Turbolinksはa要素のクリックイベントをフックして、遷移先のページをAjaxで取得します。そして取得したページが要求するJavaScriptやCSSが現在のものと同一であれば現在のものをそのまま使用し、titleやbody要素のみを置き換えます。(→ページ遷移は発生しない。JavaScriptやCSSをブラウザが評価しないので高速化ができる。)
今回の戻るボタンは<a href="#"></a>
とaタグを使用しました。なのでボタンを押すとTurbolinksの仕組みが動きます。その影響で、
jQueryのコードの処理が実行されないという現象が起きていました。
(こちらのjQueryのreadyイベントが発火しない
に該当します。)
$(document).ready(function(){
// 処理内容
});
// (document).readyは省略も可能
$(function(){
// 処理内容
});
最初だけjQueryが動作しているように見えたのは、戻るボタン(=aタグ)を押す前で
Turbolinksが動いていなかったためだと考えられます。
今回はturbolinks:load
というオプションを使用することで正常な読み込みができるようになりました。
// turbolinks:loadを追記+(document).onという書き方に変更
$(document).on('turbolinks:load', function () {
var pagetop = $('#page_top');
// ボタン非表示
pagetop.hide();
// 100px スクロールしたらボタン表示
$(window).on('scroll', function () {
if ($(this).scrollTop() > 100) {
pagetop.fadeIn();
} else {
pagetop.fadeOut();
}
});
pagetop.on('click', function () {
$('body, html').animate({ scrollTop: 0 }, 500);
return false;
});
});
4.まとめ
今回色々なサイトを参考に実装しましたが、使用言語のバージョンを踏まえた実装を行うことが大切だと思いました。
5.参考
1.【Rails6】Webpackerを用いてjQueryをインストールする手順を簡単にまとめてみた
2.Rails 6: Webpacker+Yarn+Sprocketsを十分理解してJavaScriptを書く: 前編(翻訳)

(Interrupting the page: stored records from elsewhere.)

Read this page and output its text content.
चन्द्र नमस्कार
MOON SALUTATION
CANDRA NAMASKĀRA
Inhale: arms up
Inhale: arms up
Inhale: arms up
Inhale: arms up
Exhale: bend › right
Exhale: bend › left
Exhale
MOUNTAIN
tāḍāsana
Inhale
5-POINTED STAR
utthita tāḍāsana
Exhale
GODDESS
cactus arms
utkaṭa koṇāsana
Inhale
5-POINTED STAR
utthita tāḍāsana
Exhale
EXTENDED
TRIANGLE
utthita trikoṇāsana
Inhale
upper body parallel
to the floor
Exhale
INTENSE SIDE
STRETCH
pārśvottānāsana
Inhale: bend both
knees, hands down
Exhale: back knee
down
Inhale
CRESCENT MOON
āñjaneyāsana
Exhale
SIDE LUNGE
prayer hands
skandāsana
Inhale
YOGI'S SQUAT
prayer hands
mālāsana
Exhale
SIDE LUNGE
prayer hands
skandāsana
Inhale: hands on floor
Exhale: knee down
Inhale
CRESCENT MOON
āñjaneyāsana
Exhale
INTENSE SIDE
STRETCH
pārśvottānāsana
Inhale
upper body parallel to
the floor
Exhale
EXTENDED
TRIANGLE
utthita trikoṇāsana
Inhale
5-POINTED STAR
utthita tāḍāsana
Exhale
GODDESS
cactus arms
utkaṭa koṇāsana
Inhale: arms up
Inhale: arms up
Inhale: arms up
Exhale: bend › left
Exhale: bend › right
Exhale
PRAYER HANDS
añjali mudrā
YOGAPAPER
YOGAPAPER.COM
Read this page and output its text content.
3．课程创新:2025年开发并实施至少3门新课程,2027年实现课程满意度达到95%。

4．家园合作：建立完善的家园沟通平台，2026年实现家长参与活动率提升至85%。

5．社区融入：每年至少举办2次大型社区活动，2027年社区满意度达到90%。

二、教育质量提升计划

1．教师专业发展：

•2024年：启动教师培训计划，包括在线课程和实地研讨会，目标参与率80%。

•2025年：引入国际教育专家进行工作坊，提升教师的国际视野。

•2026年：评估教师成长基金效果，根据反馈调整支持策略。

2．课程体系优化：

3.[jQuery] トップへ戻るボタンの実装サンプル
4.【jQuery入門】on()によるイベント処理の使い方まとめ!
5.jQueryでクリックイベントで処理を実行する:on(), click()
6.【Rails】初心者向け!画面遷移の高速化を行うTurbolinksについて図を用いて詳しく解説
7.大場寧子他, 現場で使えるRuby on Rails5速修実践ガイド, マイナビ出版, 2018.
6.最後に
記事の感想や意見、ご指摘等あれば伝えていただけるとありがたいです。
読んでいただき、ありがとうございました。